Pneumomediastinum in diabetic ketoacidosis

A17-year-old female with type 1 diabetes of six years duration, controlled on a basal-bolus insulin regime (48 units per day) had deliberately stopped her insulin for two days, resulting in diabetic ketoacidosis (DKA). Examination revealed the patient had Kussmaul (acidotic) breathing with respirations of 40 per minute; she was dehydrated with a strong odour of ketones on the breath. The pulse rate was 150 per minute (ECG: sinus tachycardia), BP 90/55 mmHg, oral temperature showed hypothermia, 34.2oC. The patient complained of precordial pain and auscultation revealed a clearly audible retrosternal ‘crackle’, particularly well heard at the left sternal edge. Laboratory investigations showed a plasma glucose of 30 mmol/L, plasma bicarbonate 2 mmol/L, sodium, potassium and urea of 121, 5.7 and 8 mmol/L respectively, and an arterial pH of 6.8. Routine haematology showed a marked leucocytosis (41 x 10 /L: 89% neutrophils) and blood cultures subsequently grew beta-haemolytic streptococci.

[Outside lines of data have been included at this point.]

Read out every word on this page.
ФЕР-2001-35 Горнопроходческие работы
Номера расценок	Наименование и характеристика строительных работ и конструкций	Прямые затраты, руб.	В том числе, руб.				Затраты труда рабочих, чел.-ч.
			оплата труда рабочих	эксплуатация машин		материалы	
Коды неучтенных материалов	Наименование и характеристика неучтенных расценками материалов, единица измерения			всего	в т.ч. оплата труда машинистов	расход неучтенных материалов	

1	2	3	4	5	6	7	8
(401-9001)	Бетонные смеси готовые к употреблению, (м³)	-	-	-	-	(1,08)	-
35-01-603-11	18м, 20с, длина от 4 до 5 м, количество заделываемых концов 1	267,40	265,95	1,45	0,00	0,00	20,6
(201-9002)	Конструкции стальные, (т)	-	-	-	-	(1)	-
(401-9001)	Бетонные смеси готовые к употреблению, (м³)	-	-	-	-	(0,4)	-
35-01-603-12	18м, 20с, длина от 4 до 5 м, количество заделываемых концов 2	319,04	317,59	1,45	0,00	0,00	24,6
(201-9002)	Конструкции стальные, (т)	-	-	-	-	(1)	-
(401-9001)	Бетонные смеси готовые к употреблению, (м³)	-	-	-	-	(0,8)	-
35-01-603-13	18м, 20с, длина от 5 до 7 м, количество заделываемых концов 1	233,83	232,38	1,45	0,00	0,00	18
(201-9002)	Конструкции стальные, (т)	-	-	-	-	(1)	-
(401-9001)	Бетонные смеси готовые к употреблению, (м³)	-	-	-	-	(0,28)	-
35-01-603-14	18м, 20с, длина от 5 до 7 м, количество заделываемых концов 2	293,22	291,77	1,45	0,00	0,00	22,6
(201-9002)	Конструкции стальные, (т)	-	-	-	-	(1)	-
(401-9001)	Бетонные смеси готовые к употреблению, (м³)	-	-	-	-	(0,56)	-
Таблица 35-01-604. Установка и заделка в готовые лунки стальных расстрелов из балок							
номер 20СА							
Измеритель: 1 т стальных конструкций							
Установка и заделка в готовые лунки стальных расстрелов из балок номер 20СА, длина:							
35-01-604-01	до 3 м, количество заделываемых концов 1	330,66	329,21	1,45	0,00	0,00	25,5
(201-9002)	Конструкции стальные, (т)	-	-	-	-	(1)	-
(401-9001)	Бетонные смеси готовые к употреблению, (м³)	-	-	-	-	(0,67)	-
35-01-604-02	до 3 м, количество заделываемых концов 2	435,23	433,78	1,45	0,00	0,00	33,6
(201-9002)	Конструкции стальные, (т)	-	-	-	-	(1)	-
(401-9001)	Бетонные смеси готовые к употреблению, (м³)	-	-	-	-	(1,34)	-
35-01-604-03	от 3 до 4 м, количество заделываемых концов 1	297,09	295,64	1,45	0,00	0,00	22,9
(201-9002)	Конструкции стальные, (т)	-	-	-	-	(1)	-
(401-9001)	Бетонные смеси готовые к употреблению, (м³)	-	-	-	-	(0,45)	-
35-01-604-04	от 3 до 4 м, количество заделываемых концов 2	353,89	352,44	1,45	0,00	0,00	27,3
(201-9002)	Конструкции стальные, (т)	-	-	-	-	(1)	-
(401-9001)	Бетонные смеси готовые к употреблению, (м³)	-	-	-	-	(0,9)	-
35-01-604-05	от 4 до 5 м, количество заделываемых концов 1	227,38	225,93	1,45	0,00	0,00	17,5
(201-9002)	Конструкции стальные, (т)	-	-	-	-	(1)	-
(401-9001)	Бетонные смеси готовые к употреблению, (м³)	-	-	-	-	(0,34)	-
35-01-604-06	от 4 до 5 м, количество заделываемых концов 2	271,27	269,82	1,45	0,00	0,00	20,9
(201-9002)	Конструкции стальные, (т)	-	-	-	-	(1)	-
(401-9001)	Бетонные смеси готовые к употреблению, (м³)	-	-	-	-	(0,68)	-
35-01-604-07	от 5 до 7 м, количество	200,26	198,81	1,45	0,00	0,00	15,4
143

The chest X-ray showed features of pneumomediastinum and pneumopericardium with subcutaneous emphysema in the right axilla and supra-clavicular fossae (see figure 1). Treatment consisted of intravenous saline and subsequently dextrose-containing fluids with appropriate potassium supplementation and a low-dose sliding scale insulin regime. Immediately after initial blood cultures were taken, intravenous ceftriaxone was started. By 48 hours the patient’s general condition had improved, the biochemical parameters were normal, the chest pain and the precordial ‘crackle’ sound had disappeared, as had the radiological signs of the pneumomediastinum. The patient was restarted on subcutaneous insulin regime.